Hi,
On 2024-04-11 23:15:38 -0400, Tom Lane wrote:
> I wrote:
> > ... But Robert's question remains: how does
> > PANIC'ing after awhile make anything better? I flat out don't
> > believe the idea that having a backend stuck on a spinlock
> > would otherwise go undetected.
>
> Oh, wait. After thinking a bit longer I believe I recall the argument
> for this behavior: it automates recovery from a genuinely stuck
> spinlock. If we waited forever, the only way out of that is for a
> DBA to kill -9 the stuck process, which has exactly the same end
> result as a PANIC, except that it takes a lot longer to put the system
> back in service and perhaps rousts somebody, or several somebodies,
> out of their warm beds to fix it.
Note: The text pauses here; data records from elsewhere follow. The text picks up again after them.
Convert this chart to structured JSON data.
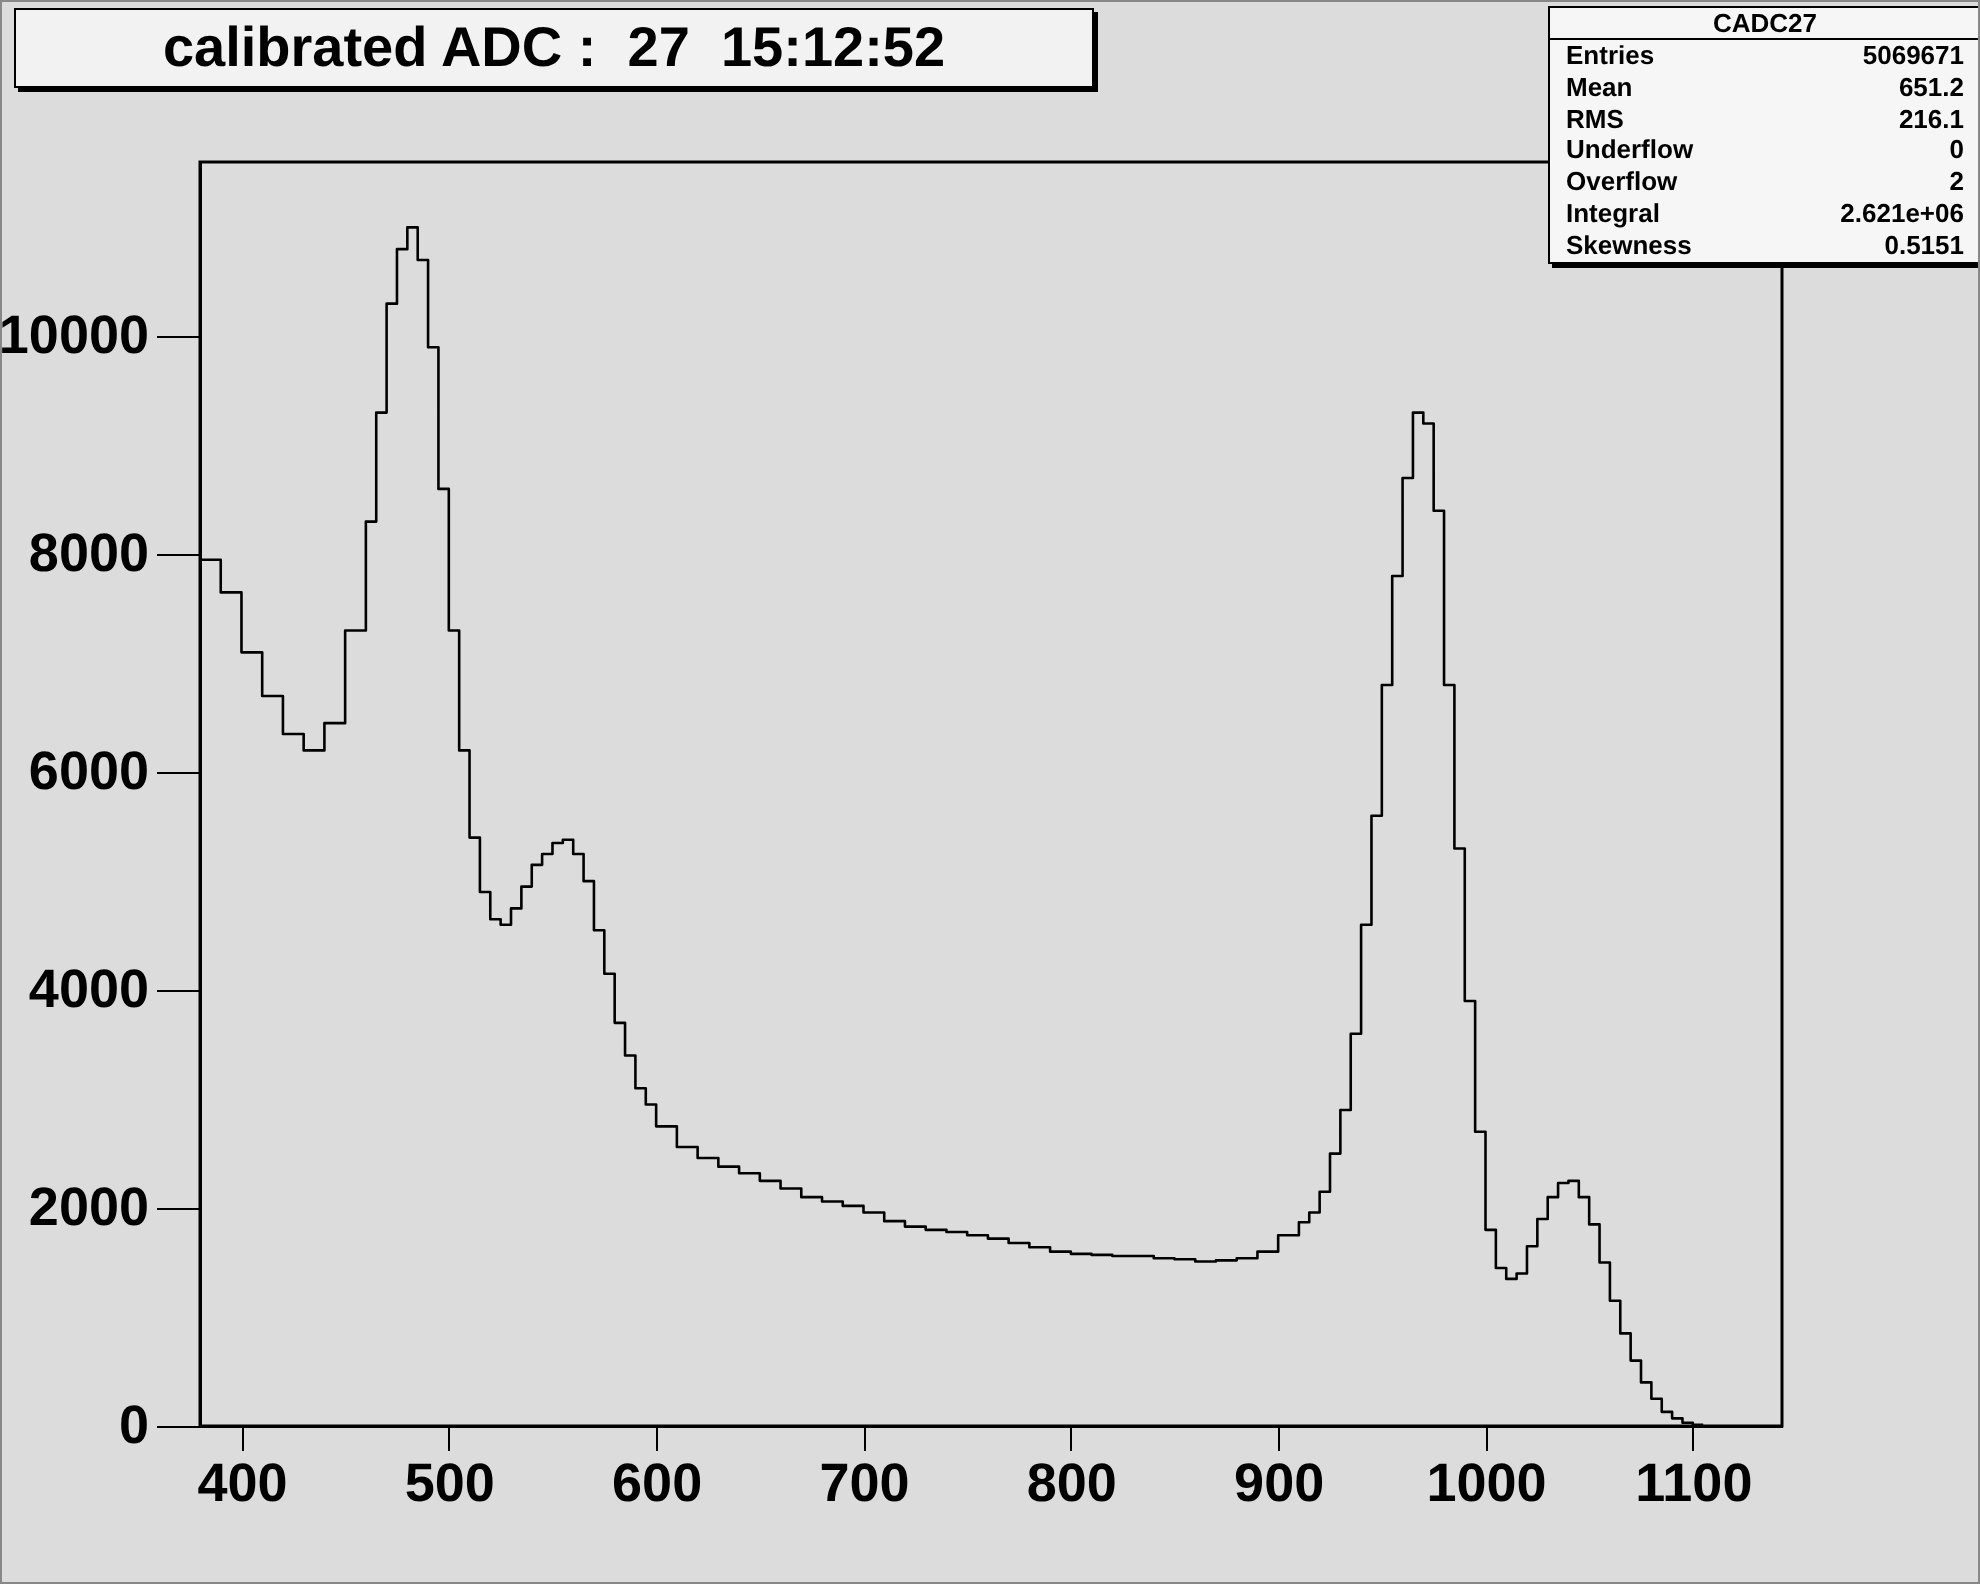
{
  "chart_data": {
    "type": "histogram",
    "title": "calibrated ADC :  27  15:12:52",
    "annotations": [
      "CADC27",
      "Entries 5069671",
      "Mean 651.2",
      "RMS 216.1",
      "Underflow 0",
      "Overflow 2",
      "Integral 2.621e+06",
      "Skewness 0.5151"
    ],
    "color": "#000000",
    "bins": [
      380,
      390,
      400,
      410,
      420,
      430,
      440,
      450,
      460,
      465,
      470,
      475,
      480,
      485,
      490,
      495,
      500,
      505,
      510,
      515,
      520,
      525,
      530,
      535,
      540,
      545,
      550,
      555,
      560,
      565,
      570,
      575,
      580,
      585,
      590,
      595,
      600,
      610,
      620,
      630,
      640,
      650,
      660,
      670,
      680,
      690,
      700,
      710,
      720,
      730,
      740,
      750,
      760,
      770,
      780,
      790,
      800,
      810,
      820,
      830,
      840,
      850,
      860,
      870,
      880,
      890,
      900,
      910,
      915,
      920,
      925,
      930,
      935,
      940,
      945,
      950,
      955,
      960,
      965,
      970,
      975,
      980,
      985,
      990,
      995,
      1000,
      1005,
      1010,
      1015,
      1020,
      1025,
      1030,
      1035,
      1040,
      1045,
      1050,
      1055,
      1060,
      1065,
      1070,
      1075,
      1080,
      1085,
      1090,
      1095,
      1100,
      1105
    ],
    "values": [
      7950,
      7650,
      7100,
      6700,
      6350,
      6200,
      6450,
      7300,
      8300,
      9300,
      10300,
      10800,
      11000,
      10700,
      9900,
      8600,
      7300,
      6200,
      5400,
      4900,
      4650,
      4600,
      4750,
      4950,
      5150,
      5250,
      5350,
      5380,
      5250,
      5000,
      4550,
      4150,
      3700,
      3400,
      3100,
      2950,
      2750,
      2560,
      2460,
      2380,
      2320,
      2250,
      2180,
      2100,
      2060,
      2020,
      1960,
      1880,
      1830,
      1800,
      1780,
      1750,
      1720,
      1680,
      1640,
      1600,
      1580,
      1570,
      1560,
      1560,
      1540,
      1530,
      1510,
      1520,
      1540,
      1600,
      1750,
      1870,
      1960,
      2150,
      2500,
      2900,
      3600,
      4600,
      5600,
      6800,
      7800,
      8700,
      9300,
      9200,
      8400,
      6800,
      5300,
      3900,
      2700,
      1800,
      1450,
      1350,
      1400,
      1650,
      1900,
      2100,
      2230,
      2250,
      2100,
      1850,
      1500,
      1150,
      850,
      600,
      400,
      250,
      130,
      70,
      30,
      10
    ],
    "xlim": [
      380,
      1143
    ],
    "ylim": [
      0,
      11600
    ],
    "xticks": [
      400,
      500,
      600,
      700,
      800,
      900,
      1000,
      1100
    ],
    "yticks": [
      0,
      2000,
      4000,
      6000,
      8000,
      10000
    ],
    "grid": false
  }
}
If you don't have a DBA on-call
> 24x7 then that answer looks even worse.
Precisely. And even if you have a DBA on call 24x7, they need to know that
they need to react to something.
Today you can automate getting notified of crash-restarts, by using
restart_after_crash = false
and restarting somewhere outside of postgres.
Imo that's the only sensible setting for larger production environments,
although I'm sure not everyone agrees with that.
> So there's that. But that's not an argument that we need to be in a
> hurry to timeout; if the built-in reaction time is less than perhaps
> 10 minutes you're still miles ahead of the manual solution.
The current timeout is of a hard to determine total time, due to the
increasing and wrapping around wait times, but it's normally longer than 60s,
unless you're interrupted by a lot of signals. 1000 sleeps between 1000 and
1000000 us.
I think we should make the timeout something predictable and probably somewhat
longer.
> On the third hand, it's still true that we have no comparable
> behavior for any other source of system lockups, and it's difficult
> to make a case that stuck spinlocks really need more concern than
> other kinds of bugs.
Spinlocks are somewhat more finnicky though, compared to e.g. lwlocks that are
released on error. Lwlocks also take e.g. care to hold interrupts so code
doesn't just jump out of a section with lwlocks held.
Greetings,
Andres Freund